Now we have defined $E(x)$ for all $x \in \mbox{{\bf R}}$, but we have only defined $x^q$ when $x \in \mbox{${\mbox{{\bf R}}}^{+}$}$ and $q \in \mbox{{\bf Q}}$. (We know what $${ 2^{1 \over 2}}$$ is, but we have not defined $2^{\sqrt 2}$.) Because of relation (14.30) we often write $e^x$ in place of $E(x)$. $E$ is called the exponential function, and is written

$$E(x) = e^x = \exp(x) \mbox{ for all }x \in \mbox{{\bf R}}.$$

We can summarize the results of this example in the following theorem:

14.31   Theorem (Properties of the exponential function.) The exponential function is a function from R onto $\mbox{${\mbox{{\bf R}}}^{+}$}$. We have

$$e^{a+b} = e^a e^b \mbox{ for all }a,b \in \mbox{{\bf R}}.\mbox{{}}$$

$$e^{a-b} = {e^a \over e^b} \mbox{ for all }a,b \in \mbox{{\bf R}}.$$ (14.32)

$$(e^a)^q = e^{aq} \mbox{ for all }a\in\mbox{{\bf R}},\mbox{ and }\mbox{ for all }q \in\mbox{{\bf Q}}.\mbox{{}}$$

$$(e^a)^{-1} = e^{-a} \mbox{ for all }a \in\mbox{{\bf R}}.\mbox{{}}$$

$$e^{\ln(x)} = x \mbox{ for all }x \in\mbox{${\mbox{{\bf R}}}^{+}$}.\mbox{{}}$$

$$\ln(e^a) = a \mbox{ for all }a \in\mbox{{\bf R}}.\mbox{{}}$$

$$e^0 = 1.\mbox{{}}$$

$$e^1 = e.$$ (14.33)

Proof: We have proved all of these properties except for relation (14.32). The proof of (14.32) is the next exercise.

14.34   Exercise. Show that $${e^{a-b} = {e^a \over e^b} \mbox{ for all }a,b \in \mbox{{\bf R}}}$$.

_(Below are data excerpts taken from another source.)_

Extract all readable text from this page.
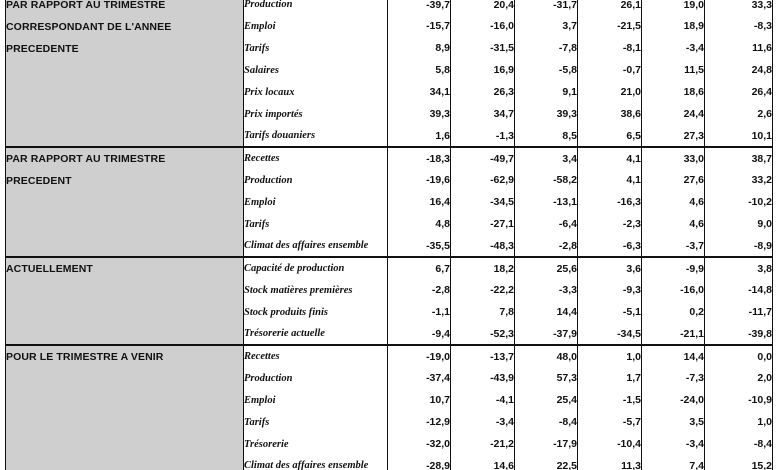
PAR RAPPORT AU TRIMESTRE
CORRESPONDANT DE L'ANNEE
PRECEDENTE	Production	-39,7	20,4	-31,7	26,1	19,0	33,3
	Emploi	-15,7	-16,0	3,7	-21,5	18,9	-8,3
	Tarifs	8,9	-31,5	-7,8	-8,1	-3,4	11,6
	Salaires	5,8	16,9	-5,8	-0,7	11,5	24,8
	Prix locaux	34,1	26,3	9,1	21,0	18,6	26,4
	Prix importés	39,3	34,7	39,3	38,6	24,4	2,6
	Tarifs douaniers	1,6	-1,3	8,5	6,5	27,3	10,1

PAR RAPPORT AU TRIMESTRE
PRECEDENT	Recettes	-18,3	-49,7	3,4	4,1	33,0	38,7
	Production	-19,6	-62,9	-58,2	4,1	27,6	33,2
	Emploi	16,4	-34,5	-13,1	-16,3	4,6	-10,2
	Tarifs	4,8	-27,1	-6,4	-2,3	4,6	9,0
	Climat des affaires ensemble	-35,5	-48,3	-2,8	-6,3	-3,7	-8,9

ACTUELLEMENT	Capacité de production	6,7	18,2	25,6	3,6	-9,9	3,8
	Stock matières premières	-2,8	-22,2	-3,3	-9,3	-16,0	-14,8
	Stock produits finis	-1,1	7,8	14,4	-5,1	0,2	-11,7
	Trésorerie actuelle	-9,4	-52,3	-37,9	-34,5	-21,1	-39,8

POUR LE TRIMESTRE A VENIR	Recettes	-19,0	-13,7	48,0	1,0	14,4	0,0
	Production	-37,4	-43,9	57,3	1,7	-7,3	2,0
	Emploi	10,7	-4,1	25,4	-1,5	-24,0	-10,9
	Tarifs	-12,9	-3,4	-8,4	-5,7	3,5	1,0
	Trésorerie	-32,0	-21,2	-17,9	-10,4	-3,4	-8,4
	Climat des affaires ensemble	-28,9	14,6	22,5	11,3	7,4	15,2
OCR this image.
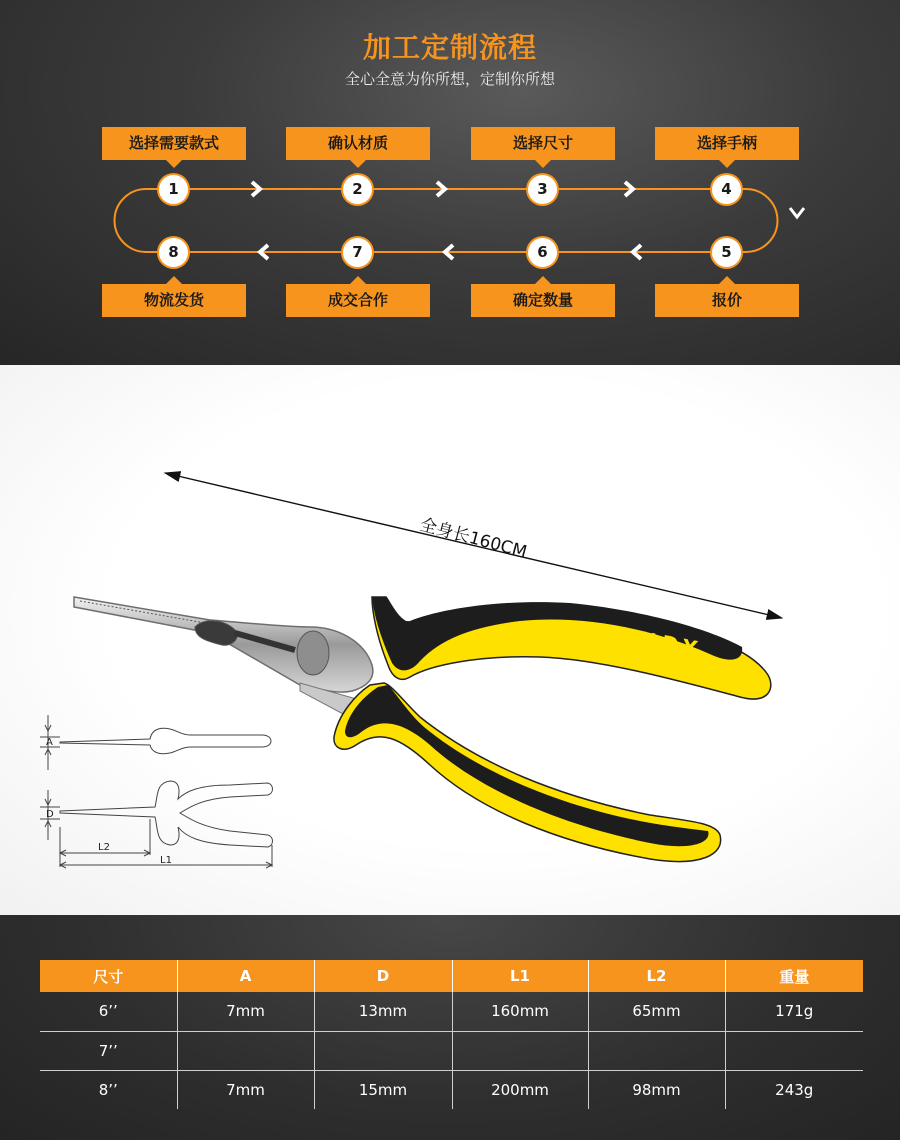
加工定制流程
全心全意为你所想，定制你所想
选择需要款式	确认材质	选择尺寸	选择手柄
物流发货	成交合作	确定数量	报价
1	2	3	4
5
6
7
8
INDY
全身长160CM
A
D
L2
L1
尺寸	A	D	L1	L2	重量
6’’	7mm	13mm	160mm	65mm	171g
7’’					
8’’	7mm	15mm	200mm	98mm	243g
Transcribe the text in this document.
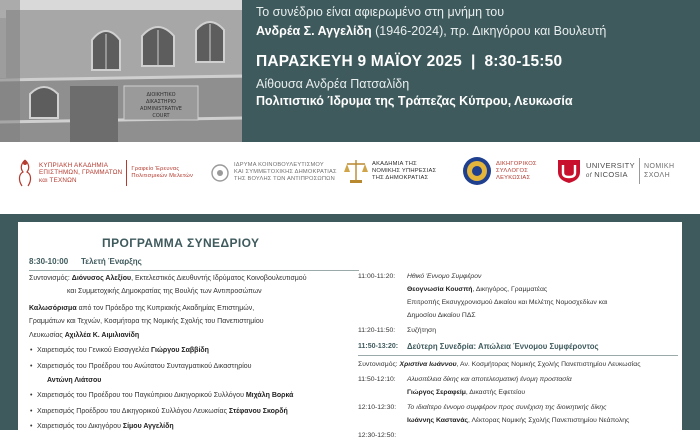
ΔΙΟΙΚΗΤΙΚΟ
ΔΙΚΑΣΤΗΡΙΟ
ADMINISTRATIVE
COURT
Το συνέδριο είναι αφιερωμένο στη μνήμη του
Ανδρέα Σ. Αγγελίδη (1946-2024), πρ. Δικηγόρου και Βουλευτή
ΠΑΡΑΣΚΕΥΗ 9 ΜΑΪΟΥ 2025 | 8:30-15:50
Αίθουσα Ανδρέα Πατσαλίδη
Πολιτιστικό Ίδρυμα της Τράπεζας Κύπρου, Λευκωσία
ΚΥΠΡΙΑΚΗ ΑΚΑΔΗΜΙΑ
ΕΠΙΣΤΗΜΩΝ, ΓΡΑΜΜΑΤΩΝ
και ΤΕΧΝΩΝ
Γραφείο Έρευνας
Πολιτισμικών Μελετών
ΙΔΡΥΜΑ ΚΟΙΝΟΒΟΥΛΕΥΤΙΣΜΟΥ
ΚΑΙ ΣΥΜΜΕΤΟΧΙΚΗΣ ΔΗΜΟΚΡΑΤΙΑΣ
ΤΗΣ ΒΟΥΛΗΣ ΤΩΝ ΑΝΤΙΠΡΟΣΩΠΩΝ
ΑΚΑΔΗΜΙΑ ΤΗΣ
ΝΟΜΙΚΗΣ ΥΠΗΡΕΣΙΑΣ
ΤΗΣ ΔΗΜΟΚΡΑΤΙΑΣ
ΔΙΚΗΓΟΡΙΚΟΣ
ΣΥΛΛΟΓΟΣ
ΛΕΥΚΩΣΙΑΣ
UNIVERSITY
of NICOSIA
ΝΟΜΙΚΗ
ΣΧΟΛΗ
ΠΡΟΓΡΑΜΜΑ ΣΥΝΕΔΡΙΟΥ
8:30-10:00	Τελετή Έναρξης
Συντονισμός: Διόνυσος Αλεξίου, Εκτελεστικός Διευθυντής Ιδρύματος Κοινοβουλευτισμού
και Συμμετοχικής Δημοκρατίας της Βουλής των Αντιπροσώπων
Καλωσόρισμα από τον Πρόεδρο της Κυπριακής Ακαδημίας Επιστημών,
Γραμμάτων και Τεχνών, Κοσμήτορα της Νομικής Σχολής του Πανεπιστημίου
Λευκωσίας Αχιλλέα Κ. Αιμιλιανίδη
• Χαιρετισμός του Γενικού Εισαγγελέα Γιώργου Σαββίδη
• Χαιρετισμός του Προέδρου του Ανώτατου Συνταγματικού Δικαστηρίου
Αντώνη Λιάτσου
• Χαιρετισμός του Προέδρου του Παγκύπριου Δικηγορικού Συλλόγου Μιχάλη Βορκά
• Χαιρετισμός Προέδρου του Δικηγορικού Συλλόγου Λευκωσίας Στέφανου Σκορδή
• Χαιρετισμός του Δικηγόρου Σίμου Αγγελίδη
11:00-11:20:	Ηθικό Έννομο Συμφέρον
Θεογνωσία Κουσπή, Δικηγόρος, Γραμματέας
Επιτροπής Εκσυγχρονισμού Δικαίου και Μελέτης Νομοσχεδίων και
Δημοσίου Δικαίου ΠΔΣ
11:20-11:50:	Συζήτηση
11:50-13:20:	Δεύτερη Συνεδρία: Απώλεια Έννομου Συμφέροντος
Συντονισμός: Χριστίνα Ιωάννου, Αν. Κοσμήτορας Νομικής Σχολής Πανεπιστημίου Λευκωσίας
11:50-12:10:	Αλυσιτέλεια δίκης και αποτελεσματική ένομη προστασία
Γιώργος Σεραφείμ, Δικαστής Εφετείου
12:10-12:30:	Το ιδιαίτερο έννομο συμφέρον προς συνέχιση της διοικητικής δίκης
Ιωάννης Κασταvάς, Λέκτορας Νομικής Σχολής Πανεπιστημίου Νεάπολης
12:30-12:50:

14.35   Exercise. Show that if $a \in \mbox{${\mbox{{\bf R}}}^{+}$}$ and $q \in \mbox{{\bf Q}}$, then

$$a^q = e^{q\ln(a)}.$$

14.36   Definition ($a^x$.) The result of the last exercise motivates us to make the definition

$$a^x = e^{x\ln(a)} \mbox{ for all }x\in\mbox{{\bf R}}\mbox{ and }\mbox{ for all }a\in\mbox{${\mbox{{\bf R}}}^{+}$}.$$

14.37   Exercise. Prove the following results:

$$\begin{eqnarray*} a^x a^y &=& a^{x+y} \mbox{ for all }a\in\mbox{${\mbox{{\bf R}}... ...x{{\bf R}}}^{+}$}\mbox{ and }\mbox{ for all }x\in\mbox{{\bf R}}. \end{eqnarray*}$$